Beam me up!

This Question has stumped me for a long time.

On the series Star Trek, they have combadges to communicate with other people on the ship instantly. However, what got me all confused is that on the show the computer sends the message through before the individual designates whom the message should be sent to. For example, if Picard said, “Captain to Engineering” his voice would seem to appear in engineering before he says “Engineering.” Is the message delayed without showing the audience? Is there some secret code to where the computer knows by what button they hit? I know I spent way too much time thinking about this. Any answer would be appreciated.

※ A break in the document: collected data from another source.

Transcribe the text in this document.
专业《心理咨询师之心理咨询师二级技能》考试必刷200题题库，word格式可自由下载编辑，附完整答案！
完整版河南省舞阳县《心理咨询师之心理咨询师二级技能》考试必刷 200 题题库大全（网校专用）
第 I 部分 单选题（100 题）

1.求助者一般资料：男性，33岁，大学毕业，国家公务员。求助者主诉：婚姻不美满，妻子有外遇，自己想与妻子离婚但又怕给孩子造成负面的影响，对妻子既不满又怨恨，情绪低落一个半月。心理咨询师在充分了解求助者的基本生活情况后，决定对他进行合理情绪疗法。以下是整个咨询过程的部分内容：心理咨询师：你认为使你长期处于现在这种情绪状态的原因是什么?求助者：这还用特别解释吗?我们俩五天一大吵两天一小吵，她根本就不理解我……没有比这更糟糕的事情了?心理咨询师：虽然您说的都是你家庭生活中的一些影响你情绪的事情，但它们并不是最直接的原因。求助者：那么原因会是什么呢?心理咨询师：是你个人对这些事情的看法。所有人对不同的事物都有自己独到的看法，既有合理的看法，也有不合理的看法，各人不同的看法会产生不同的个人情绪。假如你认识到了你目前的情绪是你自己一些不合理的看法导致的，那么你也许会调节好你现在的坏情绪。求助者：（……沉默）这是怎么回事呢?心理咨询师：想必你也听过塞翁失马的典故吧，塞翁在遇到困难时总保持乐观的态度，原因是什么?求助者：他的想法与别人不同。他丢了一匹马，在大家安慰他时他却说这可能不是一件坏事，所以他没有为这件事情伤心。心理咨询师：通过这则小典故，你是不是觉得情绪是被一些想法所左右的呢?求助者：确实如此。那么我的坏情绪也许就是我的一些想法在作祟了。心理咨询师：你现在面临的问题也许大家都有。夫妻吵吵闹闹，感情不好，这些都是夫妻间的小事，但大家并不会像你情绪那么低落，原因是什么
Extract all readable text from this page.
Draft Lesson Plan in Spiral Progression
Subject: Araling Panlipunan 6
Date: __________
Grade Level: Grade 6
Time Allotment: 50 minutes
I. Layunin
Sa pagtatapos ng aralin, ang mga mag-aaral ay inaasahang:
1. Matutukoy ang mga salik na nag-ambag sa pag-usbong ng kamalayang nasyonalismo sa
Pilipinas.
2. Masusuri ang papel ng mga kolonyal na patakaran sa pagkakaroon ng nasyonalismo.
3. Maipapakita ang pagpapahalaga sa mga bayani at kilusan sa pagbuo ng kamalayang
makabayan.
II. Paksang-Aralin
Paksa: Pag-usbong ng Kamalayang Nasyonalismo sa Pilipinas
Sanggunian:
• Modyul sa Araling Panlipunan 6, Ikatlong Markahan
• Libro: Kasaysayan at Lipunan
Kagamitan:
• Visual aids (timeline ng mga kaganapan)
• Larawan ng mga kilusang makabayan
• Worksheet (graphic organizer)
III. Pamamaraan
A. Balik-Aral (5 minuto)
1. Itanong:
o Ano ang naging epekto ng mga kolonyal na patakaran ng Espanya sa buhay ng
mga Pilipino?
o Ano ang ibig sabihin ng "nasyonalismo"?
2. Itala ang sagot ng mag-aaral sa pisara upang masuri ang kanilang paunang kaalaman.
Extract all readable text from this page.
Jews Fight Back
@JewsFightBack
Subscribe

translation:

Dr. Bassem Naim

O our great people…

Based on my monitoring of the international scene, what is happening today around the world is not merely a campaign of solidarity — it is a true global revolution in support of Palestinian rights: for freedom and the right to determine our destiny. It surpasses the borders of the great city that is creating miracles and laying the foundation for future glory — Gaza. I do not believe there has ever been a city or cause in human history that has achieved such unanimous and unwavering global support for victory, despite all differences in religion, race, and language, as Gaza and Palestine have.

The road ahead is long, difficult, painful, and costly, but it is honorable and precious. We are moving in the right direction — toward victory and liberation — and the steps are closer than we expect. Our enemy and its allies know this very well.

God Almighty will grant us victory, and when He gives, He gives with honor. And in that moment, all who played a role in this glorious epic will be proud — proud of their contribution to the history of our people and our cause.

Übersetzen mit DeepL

Sign, A person who has way too much time, :smiley:
Aaron:confused:

I have been pondering this myself for quite some time. I see a few possibilities:

  1. Whenever you hit your combadge, your voice is broadcase to the whole ship. Of course, for reasons of Television, we only see the area in the ship where the other character is, so he can respond. I don’t think this is likely though, since then we would constantly be hearing other crew members calling other people all over the ship.

  2. The computer waits for the name of the person (or persons,) locates them, and sends the message to that area, with a slight delay. Only problem there is that there are several scenes where we don’t cut directly to the person answering, and the answer always comes immediately.

  3. It’s magic.

  1. It’s Hollywood, and they didn’t think of the details of how it works and came up with a special effects system that doesn’t work anything like a real system would.

Yes, I’m a party-pooper :smiley:

IMO, this is the best answer. In “real life” there would be a delay, but they don’t show it because it’s television and they want to keep the pacing. Since the characters are used to it, they think of it as if it’s happening in real-time.

A similar and probably better example is in the trial scene in Star Trek VI. They don’t use universal translators between Klingon and English, but instead have living translators like at the UN. However, this is only shown for a couple of sentences, and thereafter, all the Klingons are speaking English. (Kirk and McCoy still hold the translation speakers up to their ear, though.)

I think you’re just supposed to understand that what you’re seeing on the screen is just effectively the same as what’s “really” going on. It’s funny, though, in a translation scene like this, when one character interrupts the other. How do they do that if they’re not actually talking at the same time? :slight_smile:

Don’t forget about quantum time bubbles!

everytime a comm badge is activated, a tiny time bubble is created, giving the computer and the UT enough processing time to route the transmission to the proper person/ship/godlike lifeform. It just seems like real time to us.
Welcome to The Dope™, arrh. Come visit our Trek threads in Cafe Society.

Maybe the signal goes through a local subspace field, allowing faster-than-light communication such that the message gets there before it is even sent.